Affres de la création, hésitations et doutes de l’écrivain dans la blancheur immaculée des murs – métaphore amusée de la page blanche – que des rangées de livres ordonnés circonscrivent au sol, près du lit rustique de bois verni. Régis Laroche incarne avec réserve et sensibilité l’élégance du chercheur, interrogeant « son » geste d’écriture et regardant, ému, vivre sa belle créature. Magnifique dans l’interprétation radieuse, entre humanité et résignation de Flore Lefebvre des Noëttes. Les comédiens, l’auteur et le personnage de fiction – pleurent ensemble les sanglots amers d’une présence au monde trop pesante.

 Ni ironie noire d’un côté, ni complaisance pour ce qui serait un drame sentimental, de l’autre ; mais l’évocation seule d’une émotion vraie et d’une sensibilité à fleur de peau. Les souvenirs surgissent : comme l’épisode où Félicité affronte un taureau pour sauver les enfants et leur mère, ou la première communion de Virginie comme si c’était elle.

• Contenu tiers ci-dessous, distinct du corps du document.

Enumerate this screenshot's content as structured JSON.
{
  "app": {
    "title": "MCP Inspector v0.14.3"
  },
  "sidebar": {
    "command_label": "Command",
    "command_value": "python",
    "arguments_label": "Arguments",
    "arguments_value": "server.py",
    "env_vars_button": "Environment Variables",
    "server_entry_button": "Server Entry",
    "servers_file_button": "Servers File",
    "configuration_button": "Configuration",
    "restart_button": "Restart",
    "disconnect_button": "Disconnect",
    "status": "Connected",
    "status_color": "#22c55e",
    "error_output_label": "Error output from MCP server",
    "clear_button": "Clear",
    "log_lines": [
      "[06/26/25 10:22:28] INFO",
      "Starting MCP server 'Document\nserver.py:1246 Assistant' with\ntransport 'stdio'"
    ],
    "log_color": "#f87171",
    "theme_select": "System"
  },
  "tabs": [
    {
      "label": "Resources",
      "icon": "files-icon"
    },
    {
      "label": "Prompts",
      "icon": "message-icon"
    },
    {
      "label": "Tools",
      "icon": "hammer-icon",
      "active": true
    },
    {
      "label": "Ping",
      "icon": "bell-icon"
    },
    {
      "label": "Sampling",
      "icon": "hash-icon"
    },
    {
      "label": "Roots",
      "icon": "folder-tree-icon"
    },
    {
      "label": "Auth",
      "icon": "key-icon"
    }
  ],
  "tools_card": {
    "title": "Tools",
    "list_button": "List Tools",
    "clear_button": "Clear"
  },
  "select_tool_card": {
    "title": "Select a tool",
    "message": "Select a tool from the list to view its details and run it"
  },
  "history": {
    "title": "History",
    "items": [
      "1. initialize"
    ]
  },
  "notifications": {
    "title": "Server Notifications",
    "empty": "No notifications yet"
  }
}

 Longue robe noire et tablier blanc ourlé de dentelle, Félicité manifeste la dignité de sa condition, le consentement à un service qu’elle sacralise, avec des gestes précis et adroits, avec aussi dévouement et compassion, dans une économie dans les mouvements utilitaires, pour le confort de tel ou d’une telle dont elle se sait l’obligée,

 Fidèle au passé, elle devient la petite disparue, dont elle revêt le chapeau d’écolière, et se projette dans le perroquet au plumage vert, son « fils », son « amoureux »- soit le Saint-Esprit -la colombe qui apparaît quand elle meurt dans une confusion mentale. L’étude de ce cœur simple fasciné par cette face à l’oiseau empaillé est significative de cette mise en scène délicate. Une petite console où est posé l’oiseau sacré, avec pour fond poétique, un ouvrant de vieille fenêtre qui offre une meilleure perspective au tableau de maître, façon Chardonneret de Fabritius. La servante s’essaie elle-même à peindre le bois du cadre de ce tableau coloré.

Un spectacle fin et subtil qui fait se croiser littérature et théâtre en un nœud serré, avec deux comédiens admirables.

 Véronique Hotte

Spectacle vu au CDN de Besançon-Franche Comté, le 30 septembre.

Nest-Théâtre CDN de Thionville -Grand Est, le 29 novembre , le 30 novembre et les 1er et 2 décembre .

 Centre dramatique national Besançon -Franche-Comté, les 5,  6, 7 et 9 décembre.